Here there is just life and the living of it.
The sinister aspect of dire poverty is that it can kill life—not just physical life—but the life of the spirit, the life of the mind that can see possibility and hope. That is not to say that those experiencing dire poverty do not or cannot think. No, they think abundantly, for to survive one must have a keen sense of thought and organization and clear priorities. No, what dire poverty kills is the luxury of having time to think beyond poverty, to think beyond day-to-day survival. If one’s energy is wholly absorbed in the task of survival then what energy is left to ‘imagine’ how one can transcend this existence? What energy is left for one to rest?
I do not understand this kind of poverty. I only know that I have grown to hate it. I hate that I must constantly fight off bugs that may harm my children. I hate that I cannot place my baby on the floor lest the dry dirt blown in, permeated with outhouse residue, find its way into her mouth. I hate that conjunctivitis—pink eye—is a monthly menace. I hate that no matter how clean we can be we will always get lice. I hate picking out nits. I hate placing pails and bowls and buckets under rain that drips through our roof. I hate not having water to shower. I hate the larvae that float on the top of our barrel water and I hate the dirt that pours through our pipes on those thrice weekly occasions when our part of the barrio gets piped water to fill our barrels. I hate that all I feel that I am doing is surviving day to day.
And the fact that my neighbors are doing the same is no comfort to me. I hate that they also must endure this and I hate that I am so whipped. I hate that the wound has begun to fester in me.
I hate that I want to escape.
I hate that I count the days until I can escape.
Maybe the hate has made me old.
Why did I go overseas? I thought that in some intentional way I would be able to ease the suffering of those in need. By binding my life with theirs, by walking with and sharing their burden, somehow, I would be able to help. I was not naive. My husband and I had been activists; lived nine years in inner-city Chicago, working with neighbors in soup kitchens, shelters, halfway homes; providing pastoral counseling to elders and those facing loss and death. We lived simply. Perhaps it was the starkness of third-world poverty, dire poverty, that began to age me; the inability to escape a ‘survival mentality.’ I never thought that by being present to this type of poverty I would be dragged under. I never knew that it would mean the possible loss of my child. I never knew that it would mean that I would die inside, that part of me would succumb, be swallowed up, disappear. I never knew that I would come back so old.
I don’t think that I am strong. But I need to be strong. I don’t have a choice.
It is the next day. Mary recovers quickly. Dengue has a knack for that—striking quickly, lingering many days, plunging one down and then just as quickly disappearing. That is, if it is treated quickly.

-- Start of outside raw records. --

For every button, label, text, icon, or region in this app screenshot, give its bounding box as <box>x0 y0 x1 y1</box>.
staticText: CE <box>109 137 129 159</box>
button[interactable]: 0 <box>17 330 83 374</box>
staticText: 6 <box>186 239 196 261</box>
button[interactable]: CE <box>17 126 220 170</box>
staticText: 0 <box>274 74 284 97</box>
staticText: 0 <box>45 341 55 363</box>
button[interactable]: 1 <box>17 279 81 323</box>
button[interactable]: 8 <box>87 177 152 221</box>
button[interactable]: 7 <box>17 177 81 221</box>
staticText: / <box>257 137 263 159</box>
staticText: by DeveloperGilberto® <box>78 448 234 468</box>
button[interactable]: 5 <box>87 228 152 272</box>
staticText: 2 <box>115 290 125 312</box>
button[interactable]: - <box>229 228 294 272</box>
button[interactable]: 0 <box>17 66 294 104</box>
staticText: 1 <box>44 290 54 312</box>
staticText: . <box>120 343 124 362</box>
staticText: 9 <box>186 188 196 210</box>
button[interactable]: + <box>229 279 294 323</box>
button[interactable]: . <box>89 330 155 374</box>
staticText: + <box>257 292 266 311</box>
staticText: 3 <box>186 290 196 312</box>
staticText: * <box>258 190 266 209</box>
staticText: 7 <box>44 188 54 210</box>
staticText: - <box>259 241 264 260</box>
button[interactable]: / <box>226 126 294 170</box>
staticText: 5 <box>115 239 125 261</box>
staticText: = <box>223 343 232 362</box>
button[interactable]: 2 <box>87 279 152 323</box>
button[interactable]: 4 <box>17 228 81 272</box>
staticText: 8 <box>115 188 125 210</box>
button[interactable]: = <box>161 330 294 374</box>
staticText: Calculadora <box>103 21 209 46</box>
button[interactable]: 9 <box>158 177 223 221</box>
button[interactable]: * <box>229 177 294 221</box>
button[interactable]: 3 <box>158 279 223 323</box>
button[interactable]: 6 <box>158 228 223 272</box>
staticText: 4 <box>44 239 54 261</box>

Today I rise early. I must finish cleaning the oily residue left by the gas spray. I do not know if it is poisonous but we have made it through the night with it on our sheets and pillows. I must begin the laundry right away, hang it in the sun. I must order gas for the stove and make sure there is enough drinking water; open the slats to air out the house. I must sweep out the carpet of dirt that has accumulated overnight. The sun is already beginning to bake our roof. Mary whines to be nursed. Emma is fed. We have fruit in the fridge and hard pan dulce—sweet bread—that we can soften with milk. Tomorrow is feria day so we will get our supply of fruits and vegetables and hopefully a loaf of sliced bread, my one indulgence. I tire of arepas and hard rolls. The list goes on.
Mike will attend to the vocational school.